Aussie achieves world's first audit certification
- 22 August, 2007 11:08
Australia will be home to the world's first IT Global Information Assurance Certification (GIAC) Security Expert (GSE) in Compliance and Audits after a local information systems manager completes the final leg of the gruelling course in September.
Only 11 people from Spain, the United Kingdom and the United States have completed the Las Vegas-based SANS Institute GSE exam since its inception in 2003. To complete the strict criteria, an applicant must complete four SANS certifications and achieve a "gold" status in two of them.
Craig Wright, information systems manager at accounting firm BDO Kendalls, will be the first in the world to attain the audit certification and the first Australian ever to sit the security exams.
SANS certifications are highly regarded in the security industry, particularly for its "hands-on" approach to training, according to Wright.
"It is a very tough exam which requires 36 hours of testing with evaluations covering hands-on, written and multi-guest presentations," he said.
A firm believer in certifications and standards to increase industry professionalism, Wright said any provider that engages in FUD (fear, uncertainty and doubt) to sell products should be ostracized and excluded.
"The proliferation of FUD damages everything in the long run; it is a self-destructive tool," he added.
In fact, Wright believes the biggest IT threat to the enterprise has nothing to do with technology and is all about lack of education and awareness.
Wright's certification formally validates his skills in systems penetration testing, Web applications security, PCI DSS (Payment Card Industry Data Security Standard) reviews, and other areas which lack skilled workers.
"It is set apart from courses like the MCSE (Microsoft Certified Systems Engineer) because it assesses your ability to use skills from the [two gold SANS Institute] courses which means you can't memorize notes before the exam and forget it afterwards," he said.
Wright has completed a whopping 18 SANS Institute courses, including prerequisite GIAC certifications in Systems and Network Auditor (GSNA), Payment Card Industry (GPCI), Security Policy and Awareness (GSPA) and ISO 17799 security and auditing (G7799).
After 20 years in the IT industry, most notably in the IT security and research fields, Wright has some memorable tales to tell although he will only comment on those that have been openly reported in the media.
For example back in the late 1990s, Wright's IT crew managed to take down the News Limited's entire national photo-imaging server after removing cables from incorrectly named ports.
He also recalls a semi-permanent ad-hoc fix for the Courier Mail newspaper's old fax machine, which was raised by a forklift to allow the fax to keep operating while the floors were being laminated.
And the biggest inhibitor to a successful IT shop?

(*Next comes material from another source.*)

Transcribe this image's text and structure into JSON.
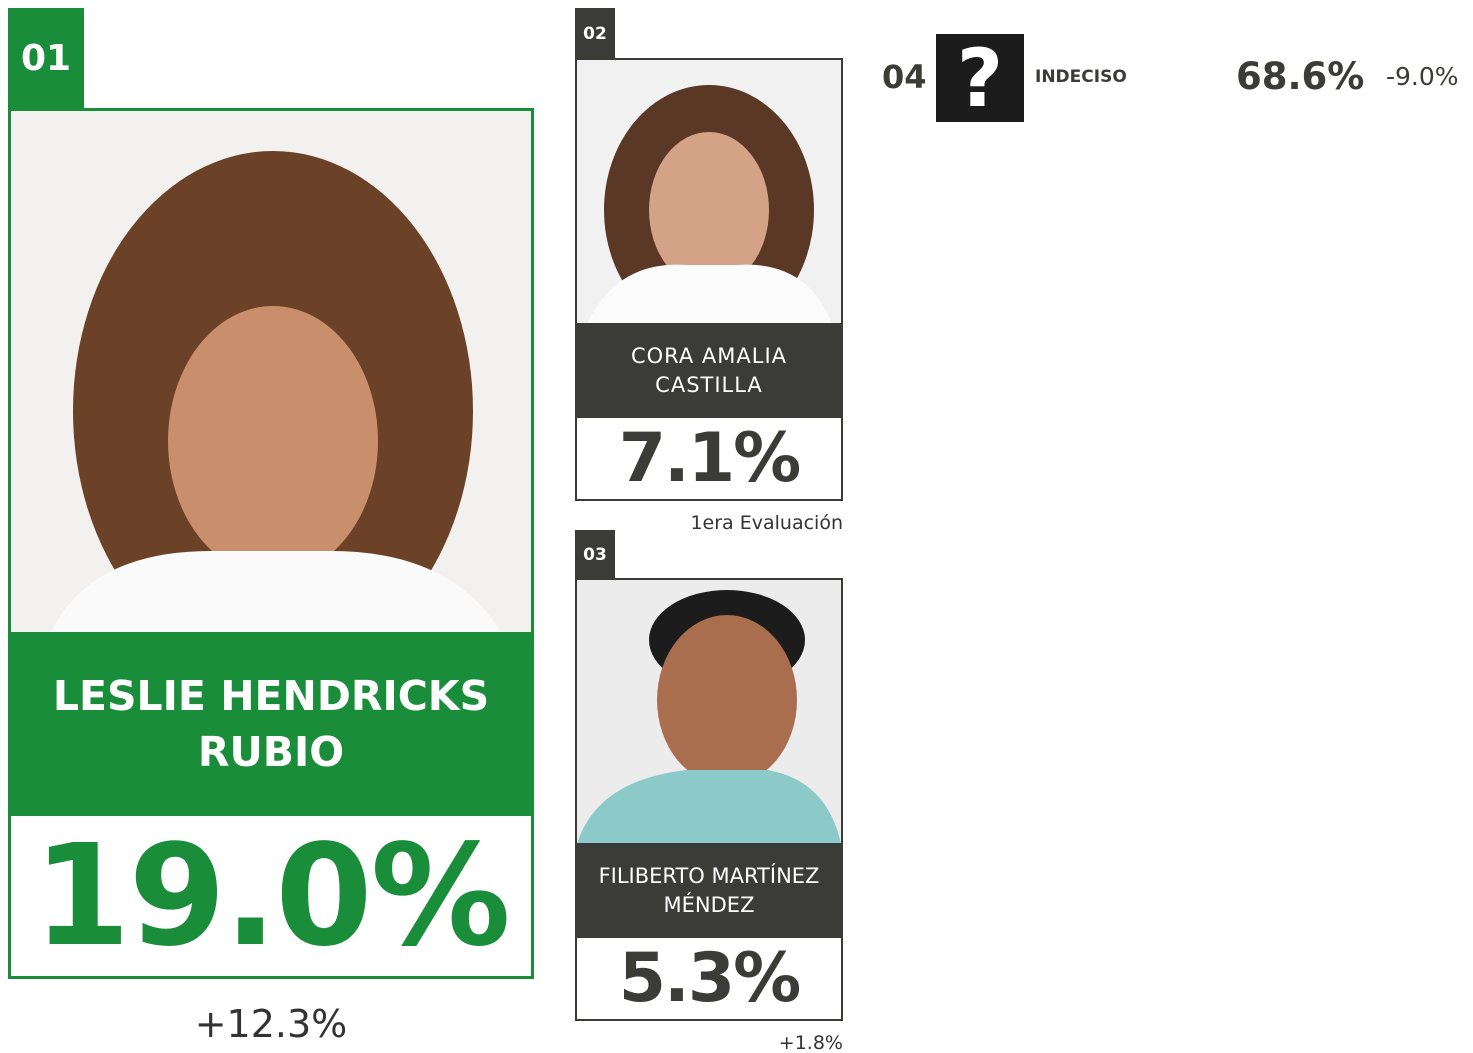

Wright says it is the disconnect between IT and business.
A disconnect he attributes to a lack of financial understanding by IT.
"IT people do little to understand compliance and the economic requirements that come with the job; without this they can not negate risk," Wright said.
"Business and IT need to work together and stop treating everything as a silo.
"It doesn't mean everyone has to know everything about law, finance and IT. It means each business unit or representative from each of these sections need to work together so there is discussion with the rest of the business."
Wright began his career working in IT at KMart in 1985 and later joining the Australian Stock Exchange (ASX).
After completing his SANS StaySharp and TCP course for Google hacking in November, Wright is planning another first by teaching the GSE course in Australia.
Wright spends next month in the US completing his final exams.
A report released earlier this year by Foote Partners LLC shows that formally certified security professionals on average command about 10 to 15 percent higher salaries than non-certified individuals in comparable roles.
Among the certification programs commanding the highest premiums were Certified Information Systems Security Professional (CISSP) , Certified Information Systems Auditor (CISA) and Certified Information Security Manager (CISM).